Tuesday, December 29, 2009

500 Days of Summer Not Enough

     One week ago today, the movie 500 Days of Summer was released on DVD.  It stars Joseph Gordon-Levitt (3rd Rock From the Sun) as Tom, a young man who believes in fate and love and all of those other gushy things.  Tom meets a girl named Summer (Zooey Deschanel, Elf, The Hitchhiker's Guide to the Galaxy) at work and decides that everything he has hoped for is coming true.  The movie chronicles the first five hundred days of Tom's life after he meets Summer, but not in a linear order.  One of the first things the narrator of the movie reveals, though, is that this is not a love story, and though I was skeptical when I heard those words, it is very true.

     It was a very artistic and well made movie.  The skips were not jarring.  They made sense to get the overall feel of the relationship and Tom's life.  The story was told in the order it would make the most sense.  The relationship that developed between Tom and Summer was realistic.  Tom was wracked with indecision and doubt before he got with her.  Then, Summer said she wasn't looking for a relationship,  but she, like many other women in the world, meant she wasn't looking for a relationship with him.  It is a familiar plot, but rarely seen on the movie screen in this manner.  I refuse to spoil the ending, but Summer and Tom as a couple are over long before that 500th day.
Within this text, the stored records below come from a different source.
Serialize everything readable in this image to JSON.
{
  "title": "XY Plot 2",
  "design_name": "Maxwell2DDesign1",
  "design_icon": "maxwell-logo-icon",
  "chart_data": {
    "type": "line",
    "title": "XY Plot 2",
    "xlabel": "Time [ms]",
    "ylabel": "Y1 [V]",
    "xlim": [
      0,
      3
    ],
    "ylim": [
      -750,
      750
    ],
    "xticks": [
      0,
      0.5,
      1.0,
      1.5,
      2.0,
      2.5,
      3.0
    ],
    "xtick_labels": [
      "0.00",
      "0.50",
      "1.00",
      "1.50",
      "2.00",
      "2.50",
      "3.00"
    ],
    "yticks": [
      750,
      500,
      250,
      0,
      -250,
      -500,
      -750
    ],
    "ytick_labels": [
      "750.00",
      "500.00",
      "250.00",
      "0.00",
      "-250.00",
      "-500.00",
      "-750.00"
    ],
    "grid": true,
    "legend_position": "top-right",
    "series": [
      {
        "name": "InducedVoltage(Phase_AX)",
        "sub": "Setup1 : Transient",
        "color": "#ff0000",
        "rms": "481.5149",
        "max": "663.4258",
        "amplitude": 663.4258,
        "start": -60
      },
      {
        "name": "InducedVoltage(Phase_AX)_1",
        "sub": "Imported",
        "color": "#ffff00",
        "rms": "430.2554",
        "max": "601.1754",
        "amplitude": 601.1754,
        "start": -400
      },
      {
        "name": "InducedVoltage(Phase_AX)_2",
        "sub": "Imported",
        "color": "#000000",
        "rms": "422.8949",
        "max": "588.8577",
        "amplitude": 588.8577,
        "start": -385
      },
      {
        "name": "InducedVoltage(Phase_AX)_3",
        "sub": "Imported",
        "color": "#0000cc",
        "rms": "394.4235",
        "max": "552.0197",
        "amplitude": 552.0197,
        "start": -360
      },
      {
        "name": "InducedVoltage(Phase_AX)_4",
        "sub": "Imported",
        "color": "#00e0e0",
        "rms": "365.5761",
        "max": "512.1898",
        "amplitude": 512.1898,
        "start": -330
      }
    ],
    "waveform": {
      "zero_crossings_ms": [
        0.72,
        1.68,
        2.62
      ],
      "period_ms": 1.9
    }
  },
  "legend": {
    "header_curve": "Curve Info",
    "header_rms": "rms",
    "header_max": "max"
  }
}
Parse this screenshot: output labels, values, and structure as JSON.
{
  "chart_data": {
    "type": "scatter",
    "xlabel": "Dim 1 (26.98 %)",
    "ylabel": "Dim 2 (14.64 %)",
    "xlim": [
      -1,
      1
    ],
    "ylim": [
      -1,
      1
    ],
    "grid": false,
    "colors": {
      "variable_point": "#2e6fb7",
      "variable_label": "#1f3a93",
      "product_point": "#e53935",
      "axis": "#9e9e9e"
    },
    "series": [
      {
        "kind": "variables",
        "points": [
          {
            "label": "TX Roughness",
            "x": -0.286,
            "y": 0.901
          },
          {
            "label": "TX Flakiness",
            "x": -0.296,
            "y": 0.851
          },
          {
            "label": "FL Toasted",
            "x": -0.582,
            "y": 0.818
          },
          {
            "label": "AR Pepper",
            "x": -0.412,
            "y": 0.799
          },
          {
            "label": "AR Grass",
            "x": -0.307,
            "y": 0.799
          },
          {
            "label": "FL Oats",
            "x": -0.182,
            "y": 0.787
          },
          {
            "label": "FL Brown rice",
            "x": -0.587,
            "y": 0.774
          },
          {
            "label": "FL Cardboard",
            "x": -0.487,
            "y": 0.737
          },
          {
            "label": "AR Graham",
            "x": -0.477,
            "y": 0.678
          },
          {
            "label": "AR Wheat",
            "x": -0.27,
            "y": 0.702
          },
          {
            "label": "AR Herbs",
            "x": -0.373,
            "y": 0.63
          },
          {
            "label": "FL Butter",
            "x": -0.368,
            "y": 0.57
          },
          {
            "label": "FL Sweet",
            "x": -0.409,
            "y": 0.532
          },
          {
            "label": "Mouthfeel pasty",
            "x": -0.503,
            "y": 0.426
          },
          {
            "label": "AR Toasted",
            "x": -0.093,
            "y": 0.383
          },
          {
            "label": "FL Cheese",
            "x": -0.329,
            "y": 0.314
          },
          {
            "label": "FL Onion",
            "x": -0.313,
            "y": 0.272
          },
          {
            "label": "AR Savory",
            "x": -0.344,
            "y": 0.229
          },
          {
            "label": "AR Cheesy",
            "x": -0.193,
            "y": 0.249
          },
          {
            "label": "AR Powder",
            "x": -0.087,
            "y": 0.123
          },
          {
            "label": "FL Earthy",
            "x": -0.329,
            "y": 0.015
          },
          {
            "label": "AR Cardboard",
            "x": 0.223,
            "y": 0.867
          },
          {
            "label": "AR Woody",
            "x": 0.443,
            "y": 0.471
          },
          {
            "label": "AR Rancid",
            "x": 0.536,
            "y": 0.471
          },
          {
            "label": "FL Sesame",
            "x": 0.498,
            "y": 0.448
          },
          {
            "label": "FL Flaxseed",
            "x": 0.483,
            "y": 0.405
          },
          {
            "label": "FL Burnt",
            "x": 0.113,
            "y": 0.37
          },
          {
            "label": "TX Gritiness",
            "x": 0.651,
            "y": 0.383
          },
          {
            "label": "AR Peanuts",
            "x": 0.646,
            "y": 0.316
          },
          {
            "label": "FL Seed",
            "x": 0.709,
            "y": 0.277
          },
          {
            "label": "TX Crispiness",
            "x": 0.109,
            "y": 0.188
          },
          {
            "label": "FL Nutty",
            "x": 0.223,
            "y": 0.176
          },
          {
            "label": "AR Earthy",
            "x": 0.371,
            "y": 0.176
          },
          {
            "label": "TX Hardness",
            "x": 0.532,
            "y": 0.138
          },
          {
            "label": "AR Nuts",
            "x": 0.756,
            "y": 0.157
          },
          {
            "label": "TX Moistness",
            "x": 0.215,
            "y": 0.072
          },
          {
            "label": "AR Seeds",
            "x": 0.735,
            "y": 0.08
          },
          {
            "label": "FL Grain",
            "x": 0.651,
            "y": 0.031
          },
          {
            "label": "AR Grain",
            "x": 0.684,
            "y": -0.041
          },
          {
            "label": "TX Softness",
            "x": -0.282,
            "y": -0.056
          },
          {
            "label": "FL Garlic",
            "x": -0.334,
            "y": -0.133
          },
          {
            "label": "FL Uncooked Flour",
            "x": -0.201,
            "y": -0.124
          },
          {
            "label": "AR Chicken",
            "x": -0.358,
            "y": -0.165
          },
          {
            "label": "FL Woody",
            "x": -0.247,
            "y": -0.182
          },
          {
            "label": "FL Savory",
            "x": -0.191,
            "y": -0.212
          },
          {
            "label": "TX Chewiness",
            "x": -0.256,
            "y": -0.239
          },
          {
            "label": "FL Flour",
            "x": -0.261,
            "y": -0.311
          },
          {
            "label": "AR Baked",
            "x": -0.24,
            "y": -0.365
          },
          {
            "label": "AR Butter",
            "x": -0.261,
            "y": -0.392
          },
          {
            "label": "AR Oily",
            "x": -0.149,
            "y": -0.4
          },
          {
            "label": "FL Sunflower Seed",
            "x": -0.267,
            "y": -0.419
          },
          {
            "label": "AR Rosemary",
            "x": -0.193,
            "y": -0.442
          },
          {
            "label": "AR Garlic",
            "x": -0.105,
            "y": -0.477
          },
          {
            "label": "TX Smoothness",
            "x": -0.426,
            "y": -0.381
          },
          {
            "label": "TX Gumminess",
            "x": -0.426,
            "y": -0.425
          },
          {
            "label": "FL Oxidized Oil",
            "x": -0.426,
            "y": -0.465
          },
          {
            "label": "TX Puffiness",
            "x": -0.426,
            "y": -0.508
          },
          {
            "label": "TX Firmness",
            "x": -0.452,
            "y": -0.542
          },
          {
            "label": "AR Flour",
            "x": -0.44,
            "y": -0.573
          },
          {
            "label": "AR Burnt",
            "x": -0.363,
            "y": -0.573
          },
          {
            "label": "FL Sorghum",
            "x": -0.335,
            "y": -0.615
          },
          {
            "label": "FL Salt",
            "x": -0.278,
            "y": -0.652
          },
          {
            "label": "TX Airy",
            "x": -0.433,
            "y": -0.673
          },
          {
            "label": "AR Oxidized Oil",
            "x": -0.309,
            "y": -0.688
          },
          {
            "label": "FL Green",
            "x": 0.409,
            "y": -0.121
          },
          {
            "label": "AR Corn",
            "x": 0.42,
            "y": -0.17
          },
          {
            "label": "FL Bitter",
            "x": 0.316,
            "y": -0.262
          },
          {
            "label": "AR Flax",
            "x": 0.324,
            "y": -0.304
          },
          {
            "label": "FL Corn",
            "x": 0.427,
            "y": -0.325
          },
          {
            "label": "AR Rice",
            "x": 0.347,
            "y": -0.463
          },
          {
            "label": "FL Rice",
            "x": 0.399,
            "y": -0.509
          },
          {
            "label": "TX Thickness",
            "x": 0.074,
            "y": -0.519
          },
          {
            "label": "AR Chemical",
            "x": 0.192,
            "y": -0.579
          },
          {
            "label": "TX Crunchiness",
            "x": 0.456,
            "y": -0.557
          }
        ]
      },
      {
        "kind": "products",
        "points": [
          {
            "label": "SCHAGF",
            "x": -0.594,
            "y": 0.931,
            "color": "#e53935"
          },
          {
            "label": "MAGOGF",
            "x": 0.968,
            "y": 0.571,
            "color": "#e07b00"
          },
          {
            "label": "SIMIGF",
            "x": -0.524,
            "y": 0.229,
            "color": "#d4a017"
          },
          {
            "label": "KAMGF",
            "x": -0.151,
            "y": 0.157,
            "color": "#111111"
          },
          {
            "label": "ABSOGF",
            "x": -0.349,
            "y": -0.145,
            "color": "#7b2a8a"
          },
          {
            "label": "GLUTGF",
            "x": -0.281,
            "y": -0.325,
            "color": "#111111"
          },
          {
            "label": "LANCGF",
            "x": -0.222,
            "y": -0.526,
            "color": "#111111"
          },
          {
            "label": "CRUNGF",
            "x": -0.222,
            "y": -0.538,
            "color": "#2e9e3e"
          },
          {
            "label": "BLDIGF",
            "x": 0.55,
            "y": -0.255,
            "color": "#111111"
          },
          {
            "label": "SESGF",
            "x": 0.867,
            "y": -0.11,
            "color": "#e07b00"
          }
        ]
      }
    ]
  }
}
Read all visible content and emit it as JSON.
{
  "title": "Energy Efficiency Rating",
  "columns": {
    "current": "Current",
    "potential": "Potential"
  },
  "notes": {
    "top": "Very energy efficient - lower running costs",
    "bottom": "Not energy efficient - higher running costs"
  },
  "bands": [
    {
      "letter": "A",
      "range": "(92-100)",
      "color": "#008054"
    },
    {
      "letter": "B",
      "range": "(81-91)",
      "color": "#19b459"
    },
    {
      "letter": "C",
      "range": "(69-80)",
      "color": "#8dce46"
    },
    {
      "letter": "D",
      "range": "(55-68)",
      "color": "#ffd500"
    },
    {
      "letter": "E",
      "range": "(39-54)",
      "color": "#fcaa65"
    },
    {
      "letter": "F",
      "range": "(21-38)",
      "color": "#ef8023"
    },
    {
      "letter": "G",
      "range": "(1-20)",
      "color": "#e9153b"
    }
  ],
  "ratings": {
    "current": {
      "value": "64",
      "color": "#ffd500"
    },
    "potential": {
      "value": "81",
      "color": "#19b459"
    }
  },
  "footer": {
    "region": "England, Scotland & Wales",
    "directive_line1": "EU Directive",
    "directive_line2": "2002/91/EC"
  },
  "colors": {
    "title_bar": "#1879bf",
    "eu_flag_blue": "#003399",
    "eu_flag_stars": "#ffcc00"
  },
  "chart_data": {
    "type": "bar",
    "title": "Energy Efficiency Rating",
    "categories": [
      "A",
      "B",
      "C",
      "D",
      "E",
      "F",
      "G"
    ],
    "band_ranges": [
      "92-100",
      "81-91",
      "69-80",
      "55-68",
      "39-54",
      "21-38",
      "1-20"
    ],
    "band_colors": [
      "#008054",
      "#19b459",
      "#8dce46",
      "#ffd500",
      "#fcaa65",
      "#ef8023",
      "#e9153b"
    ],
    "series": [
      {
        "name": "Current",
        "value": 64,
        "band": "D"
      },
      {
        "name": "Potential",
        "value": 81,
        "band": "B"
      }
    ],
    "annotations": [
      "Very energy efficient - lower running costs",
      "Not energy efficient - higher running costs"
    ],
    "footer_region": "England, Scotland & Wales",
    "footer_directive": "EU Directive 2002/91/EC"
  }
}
     The tone of the movie was very storybook for a large part, sort of like the television show Pushing Daisies, though not to that extreme.  The music fit perfectly, and Gordon-Levitt and Deschanel both did outstanding jobs.  Between the casting, tone, direction, and everything else, I have only praise for this film.  I only wish it were a little longer than its ninety minute run time so I could see what happened after the 500th day, but then that would spoil the part of the story that was important.  This movie set out to tell a very specific set of events in Tom's life to get him from one place to another, and it did that, without falling into stereotypes or destroying notions of love and destiny.  A charming and heartbreaking tale told beautifully.